Dr. Simson L. Garfinkel, Naval Postgraduate School

Monday, December 7th, Full Day

Computer forensics is the study of information stored in computer systems for the purpose of learning what happened to that computer at some point in the past-and for making a convincing argument about what was learned in a court of law. This day-long course includes basic information on a range of forensic topics, including forensics policy, law, and the forensic process, bulk data analysis, document forensics and file carving.
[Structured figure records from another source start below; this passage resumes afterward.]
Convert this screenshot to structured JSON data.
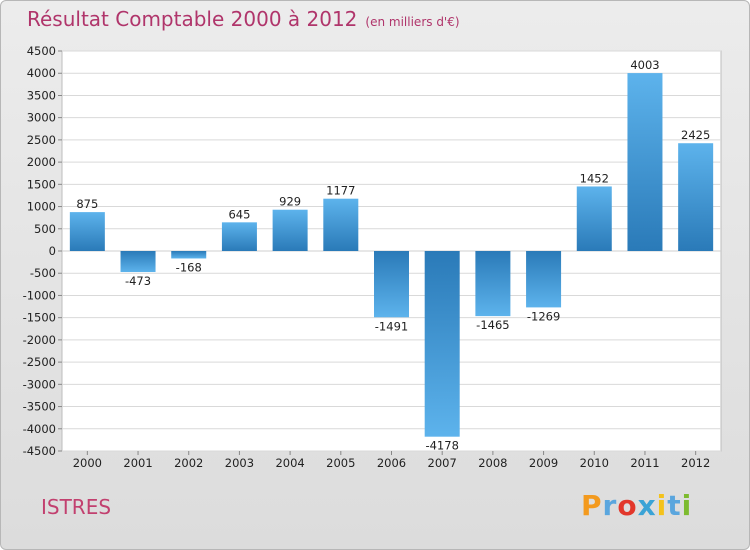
{
  "header": {
    "title": "Résultat Comptable 2000 à 2012",
    "subtitle": "(en milliers d'€)"
  },
  "footer": {
    "city": "ISTRES",
    "logo_text": "Proxiti"
  },
  "colors": {
    "title": "#b0356b",
    "bar_light": "#5db3ec",
    "bar_dark": "#2a7ab8",
    "plot_bg": "#ffffff",
    "grid": "#d9d9d9",
    "logo_letters": [
      "#f39a1e",
      "#5aa6de",
      "#e2372b",
      "#3aa3d6",
      "#f4c21b",
      "#5aa6de",
      "#7dbb2f"
    ]
  },
  "chart_data": {
    "type": "bar",
    "title": "Résultat Comptable 2000 à 2012",
    "subtitle": "(en milliers d'€)",
    "xlabel": "",
    "ylabel": "",
    "categories": [
      "2000",
      "2001",
      "2002",
      "2003",
      "2004",
      "2005",
      "2006",
      "2007",
      "2008",
      "2009",
      "2010",
      "2011",
      "2012"
    ],
    "values": [
      875,
      -473,
      -168,
      645,
      929,
      1177,
      -1491,
      -4178,
      -1465,
      -1269,
      1452,
      4003,
      2425
    ],
    "labels": [
      "875",
      "-473",
      "-168",
      "645",
      "929",
      "1177",
      "-1491",
      "-4178",
      "-1465",
      "-1269",
      "1452",
      "4003",
      "2425"
    ],
    "ylim": [
      -4500,
      4500
    ],
    "yticks": [
      4500,
      4000,
      3500,
      3000,
      2500,
      2000,
      1500,
      1000,
      500,
      0,
      -500,
      -1000,
      -1500,
      -2000,
      -2500,
      -3000,
      -3500,
      -4000,
      -4500
    ],
    "grid": true,
    "legend": "none"
  }
}
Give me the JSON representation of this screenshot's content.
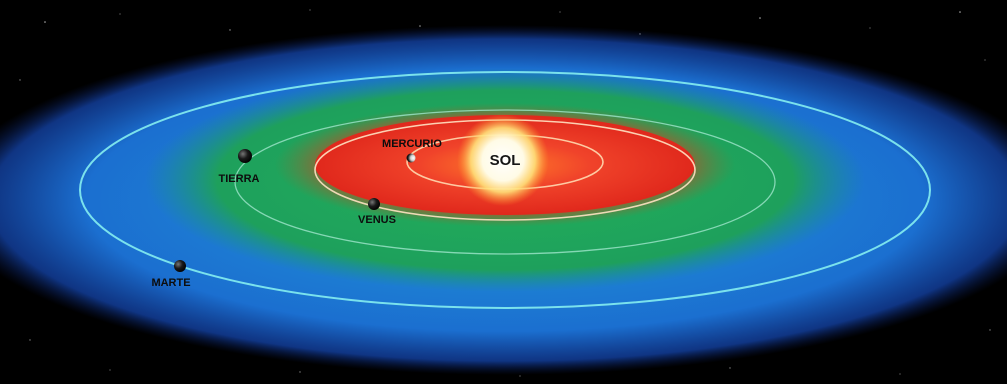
{
  "diagram": {
    "sun": {
      "label": "SOL"
    },
    "planets": [
      {
        "key": "mercurio",
        "label": "MERCURIO"
      },
      {
        "key": "venus",
        "label": "VENUS"
      },
      {
        "key": "tierra",
        "label": "TIERRA"
      },
      {
        "key": "marte",
        "label": "MARTE"
      }
    ],
    "colors": {
      "background": "#000000",
      "outer_zone": "#1e78d6",
      "habitable_zone": "#1fa85a",
      "hot_zone": "#e8301e",
      "orbit_line": "#7fe0e8",
      "sun": "#ffffff"
    }
  }
}
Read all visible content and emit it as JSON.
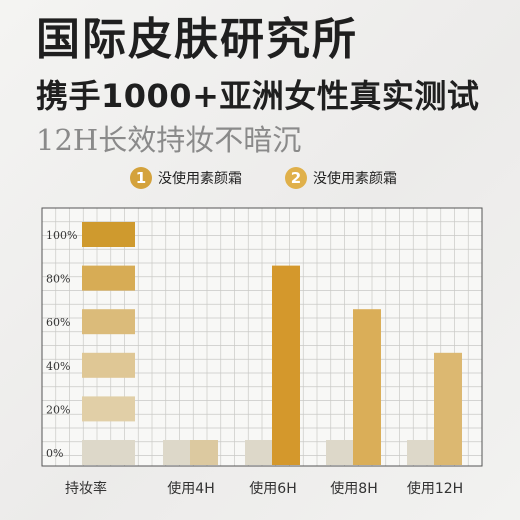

This course will teach you how to recover photos and files from failing storage devices, and let you "prove" that somebody really did steal a document (or at least that they had part of the stolen document on their hard drive.) This class will teach you enough to be dangerous.

Students should bring laptops running either Windows, MacOS or Linux: forensic tools and data will be provided for several in-class exercises.

Outline

  1. Introduction to Digital Forensics: What is forensics, and why is information left behind on computer systems; Computer forensics vs. physical forensics; Forensics and the law; The C.S.I. effect; The federal rules of evidence; The forensic investigation. Understanding "residual" and "remnant" information.
  2. Data Analysis: Unicode; File Identification.
  3. Data Analysis: File carving, and data recovery; Bulk Data Analysis.
  4. Forensics: Residual data; Document Forensics.
  5. Memory Forensic.

Prerequisites

Basic understanding of operating systems and file systems.

About the Instructor

Dr. Simson L. Garfinkel is an Associate Professor at the Naval Postgraduate School in Monterey, CA. He is also the founder of Sandstorm Enterprises, a computer security firm that develops advanced computer forensic tools used by businesses and governments to audit their systems. Garfinkel has research interests in computer forensics, the emerging field of usability and security, information policy, and terrorism. He has actively researched and published in these areas for more than two decades. He is the author or co-author of fourteen books on computing. He is perhaps best known for Database Nation: The Death of Privacy in the 21st Century and for Practical UNIX and Internet Security.

Dr. Garfinkel holds a doctorate in computer science from MIT and a master's degree in journalism from Columbia University.